# Angle of Prism?

The definition of angle of prism is, "The angle formed due to two lateral faces of the prism is known as the angle of prism".

My question is if there is an isosceles prism then which angle should be taken as angle of prism,i.e., the two equal angles or the unequal angle? And what will be the answer in-case of a scalene prism?

You have to consider the angle between those two lateral faces, one from which the light enters another from which light leaves.
For an example here, angle A is the angle of prism. Whether it is isosceles or scalene prism always consider the angle between the lateral sides, where the ray enters and from where it leaves, as the angle of prism.
For just in case, if something like this happens,
Here, $$\theta$$ is the angle of prism

The more accurate definition of the apex angle ($$\Phi$$) or the angle of prism is the angle between the surface at which the light enters the prism and the second surface that the light encounters.

This definition should make it clear for an isosceles or scalene prism

Hope this helps.

The angle of prism is the angle between the refracting faces of the prism. You shine your beam on one face and it emerges from the other face.
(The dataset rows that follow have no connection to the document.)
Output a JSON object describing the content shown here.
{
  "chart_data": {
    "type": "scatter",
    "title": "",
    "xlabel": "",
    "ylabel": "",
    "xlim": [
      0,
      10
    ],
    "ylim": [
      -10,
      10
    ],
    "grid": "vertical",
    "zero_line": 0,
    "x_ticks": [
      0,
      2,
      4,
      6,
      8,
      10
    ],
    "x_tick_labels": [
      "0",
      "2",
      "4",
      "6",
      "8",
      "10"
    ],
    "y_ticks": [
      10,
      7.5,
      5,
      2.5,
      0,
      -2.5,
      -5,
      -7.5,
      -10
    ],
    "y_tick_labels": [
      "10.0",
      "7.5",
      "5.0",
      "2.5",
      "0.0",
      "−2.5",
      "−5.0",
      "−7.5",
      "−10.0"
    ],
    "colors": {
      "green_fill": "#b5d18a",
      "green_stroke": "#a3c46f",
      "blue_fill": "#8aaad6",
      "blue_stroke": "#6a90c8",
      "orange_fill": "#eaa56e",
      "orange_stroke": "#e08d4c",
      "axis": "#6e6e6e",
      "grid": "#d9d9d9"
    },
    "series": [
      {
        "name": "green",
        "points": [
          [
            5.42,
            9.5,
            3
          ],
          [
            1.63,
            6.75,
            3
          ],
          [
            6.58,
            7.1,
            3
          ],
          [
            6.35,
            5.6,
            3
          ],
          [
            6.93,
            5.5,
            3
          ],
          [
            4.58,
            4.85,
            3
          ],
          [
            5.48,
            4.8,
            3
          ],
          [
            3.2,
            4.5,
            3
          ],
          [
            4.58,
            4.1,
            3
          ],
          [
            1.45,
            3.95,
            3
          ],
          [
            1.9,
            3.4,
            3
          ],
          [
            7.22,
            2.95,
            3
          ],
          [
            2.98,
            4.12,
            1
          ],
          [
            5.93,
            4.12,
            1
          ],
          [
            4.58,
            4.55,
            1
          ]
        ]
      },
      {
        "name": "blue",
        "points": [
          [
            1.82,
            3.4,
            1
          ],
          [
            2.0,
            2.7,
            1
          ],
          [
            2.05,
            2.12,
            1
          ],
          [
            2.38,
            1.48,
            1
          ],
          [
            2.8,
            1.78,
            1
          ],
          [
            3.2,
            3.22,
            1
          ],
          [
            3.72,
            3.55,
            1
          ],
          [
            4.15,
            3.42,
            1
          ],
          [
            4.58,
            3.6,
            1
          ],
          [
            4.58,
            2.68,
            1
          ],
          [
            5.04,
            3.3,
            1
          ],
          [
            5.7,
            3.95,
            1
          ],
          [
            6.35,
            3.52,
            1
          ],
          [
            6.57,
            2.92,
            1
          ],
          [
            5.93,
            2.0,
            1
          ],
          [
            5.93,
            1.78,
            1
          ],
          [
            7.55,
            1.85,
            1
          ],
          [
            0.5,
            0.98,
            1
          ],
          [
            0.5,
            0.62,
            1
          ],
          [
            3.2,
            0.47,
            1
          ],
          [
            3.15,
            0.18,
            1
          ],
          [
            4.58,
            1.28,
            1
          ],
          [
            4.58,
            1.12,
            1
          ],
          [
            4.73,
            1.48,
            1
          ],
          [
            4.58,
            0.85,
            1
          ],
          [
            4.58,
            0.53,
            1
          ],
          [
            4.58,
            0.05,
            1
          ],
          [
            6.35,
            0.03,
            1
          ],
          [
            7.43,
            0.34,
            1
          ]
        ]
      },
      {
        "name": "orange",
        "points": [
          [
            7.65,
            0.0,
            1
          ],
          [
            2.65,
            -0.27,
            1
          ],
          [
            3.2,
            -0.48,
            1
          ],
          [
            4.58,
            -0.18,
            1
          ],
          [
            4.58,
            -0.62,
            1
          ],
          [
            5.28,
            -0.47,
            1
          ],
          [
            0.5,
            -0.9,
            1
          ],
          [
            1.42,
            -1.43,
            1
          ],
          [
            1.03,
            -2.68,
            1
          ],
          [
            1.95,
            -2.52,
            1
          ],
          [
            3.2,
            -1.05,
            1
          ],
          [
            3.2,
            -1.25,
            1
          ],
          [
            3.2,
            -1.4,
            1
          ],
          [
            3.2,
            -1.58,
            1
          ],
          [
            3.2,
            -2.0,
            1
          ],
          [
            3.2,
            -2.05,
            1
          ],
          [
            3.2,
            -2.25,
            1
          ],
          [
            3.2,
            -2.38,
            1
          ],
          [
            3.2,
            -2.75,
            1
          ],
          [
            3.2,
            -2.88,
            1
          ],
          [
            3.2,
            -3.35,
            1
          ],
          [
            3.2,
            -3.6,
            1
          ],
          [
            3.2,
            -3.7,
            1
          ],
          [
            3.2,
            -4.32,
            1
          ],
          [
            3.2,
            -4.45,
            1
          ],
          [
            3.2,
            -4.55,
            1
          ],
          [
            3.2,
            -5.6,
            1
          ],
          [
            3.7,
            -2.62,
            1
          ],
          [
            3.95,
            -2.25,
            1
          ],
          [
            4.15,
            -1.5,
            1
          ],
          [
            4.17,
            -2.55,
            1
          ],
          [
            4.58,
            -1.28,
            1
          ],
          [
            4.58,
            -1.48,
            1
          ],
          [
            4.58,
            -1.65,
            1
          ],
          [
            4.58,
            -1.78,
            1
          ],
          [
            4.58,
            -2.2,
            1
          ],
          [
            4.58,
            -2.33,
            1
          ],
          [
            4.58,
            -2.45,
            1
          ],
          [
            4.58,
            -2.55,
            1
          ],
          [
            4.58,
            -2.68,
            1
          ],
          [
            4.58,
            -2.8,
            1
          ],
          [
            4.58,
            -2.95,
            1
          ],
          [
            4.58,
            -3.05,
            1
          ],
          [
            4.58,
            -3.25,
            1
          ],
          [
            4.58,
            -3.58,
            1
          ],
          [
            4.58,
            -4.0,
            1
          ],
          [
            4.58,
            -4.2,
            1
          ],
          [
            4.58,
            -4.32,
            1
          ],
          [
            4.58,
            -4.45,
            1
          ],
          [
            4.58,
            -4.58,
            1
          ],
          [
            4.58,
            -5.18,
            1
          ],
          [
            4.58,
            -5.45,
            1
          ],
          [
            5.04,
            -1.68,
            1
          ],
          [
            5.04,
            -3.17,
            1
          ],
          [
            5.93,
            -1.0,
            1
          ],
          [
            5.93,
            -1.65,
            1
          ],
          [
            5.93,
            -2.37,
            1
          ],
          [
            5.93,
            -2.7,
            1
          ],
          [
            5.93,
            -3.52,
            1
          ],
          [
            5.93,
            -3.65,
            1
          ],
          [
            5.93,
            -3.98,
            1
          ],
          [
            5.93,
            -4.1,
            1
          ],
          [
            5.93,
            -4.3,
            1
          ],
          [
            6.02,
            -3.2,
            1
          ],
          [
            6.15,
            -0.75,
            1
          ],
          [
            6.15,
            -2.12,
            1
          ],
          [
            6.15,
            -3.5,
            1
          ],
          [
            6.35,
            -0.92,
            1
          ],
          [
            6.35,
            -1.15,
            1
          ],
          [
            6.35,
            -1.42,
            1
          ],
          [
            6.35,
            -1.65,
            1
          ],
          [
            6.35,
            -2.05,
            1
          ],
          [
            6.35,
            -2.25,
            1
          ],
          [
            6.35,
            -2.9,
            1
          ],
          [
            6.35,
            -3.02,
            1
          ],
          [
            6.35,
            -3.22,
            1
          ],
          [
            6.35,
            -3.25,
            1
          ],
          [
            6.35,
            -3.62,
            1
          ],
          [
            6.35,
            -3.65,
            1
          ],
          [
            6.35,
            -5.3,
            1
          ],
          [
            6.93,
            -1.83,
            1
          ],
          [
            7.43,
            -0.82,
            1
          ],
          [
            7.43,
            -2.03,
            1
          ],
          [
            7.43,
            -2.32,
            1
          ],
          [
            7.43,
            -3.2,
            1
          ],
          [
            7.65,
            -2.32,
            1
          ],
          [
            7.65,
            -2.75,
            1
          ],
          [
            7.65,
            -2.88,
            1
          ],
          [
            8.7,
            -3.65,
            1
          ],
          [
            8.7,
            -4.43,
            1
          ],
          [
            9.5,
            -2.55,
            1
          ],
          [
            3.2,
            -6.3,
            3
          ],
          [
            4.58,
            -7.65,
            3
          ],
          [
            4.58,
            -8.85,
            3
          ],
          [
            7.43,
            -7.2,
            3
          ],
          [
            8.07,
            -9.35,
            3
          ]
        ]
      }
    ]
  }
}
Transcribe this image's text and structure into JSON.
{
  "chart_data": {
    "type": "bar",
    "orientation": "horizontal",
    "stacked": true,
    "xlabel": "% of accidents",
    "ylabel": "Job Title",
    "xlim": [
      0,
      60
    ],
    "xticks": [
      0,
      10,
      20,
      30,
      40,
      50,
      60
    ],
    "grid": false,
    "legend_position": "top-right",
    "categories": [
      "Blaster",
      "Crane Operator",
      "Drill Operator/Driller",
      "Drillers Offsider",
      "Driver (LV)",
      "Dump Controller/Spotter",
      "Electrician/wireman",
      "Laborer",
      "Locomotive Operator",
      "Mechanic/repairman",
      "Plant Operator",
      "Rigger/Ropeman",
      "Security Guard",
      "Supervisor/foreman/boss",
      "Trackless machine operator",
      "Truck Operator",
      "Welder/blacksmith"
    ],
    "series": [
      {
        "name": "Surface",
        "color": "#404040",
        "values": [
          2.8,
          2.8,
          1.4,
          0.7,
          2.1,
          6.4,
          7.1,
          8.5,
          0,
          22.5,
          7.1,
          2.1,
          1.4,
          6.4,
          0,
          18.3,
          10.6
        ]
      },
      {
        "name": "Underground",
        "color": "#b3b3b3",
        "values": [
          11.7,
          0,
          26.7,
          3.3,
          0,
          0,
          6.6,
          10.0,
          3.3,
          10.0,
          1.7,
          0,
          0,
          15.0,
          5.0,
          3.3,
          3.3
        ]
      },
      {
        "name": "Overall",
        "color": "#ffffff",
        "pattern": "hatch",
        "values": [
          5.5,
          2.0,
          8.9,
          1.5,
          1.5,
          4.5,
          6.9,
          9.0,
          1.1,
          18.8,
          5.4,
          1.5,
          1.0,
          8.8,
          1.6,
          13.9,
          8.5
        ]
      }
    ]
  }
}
Just measure the angle between those two faces.

Basically, as the answers show, we consider a prism to have infinite extent in the direction opposite the "prism angle" , so it doesn't have to be a triangle. So long as the refracted ray exits the second face, the remainder of the prism could have anywhere from zero (infinite extent) to hundreds of facets.
Obviously this doesn't apply if you are considering the path taken by internal reflections. See "Penta prism" , for example.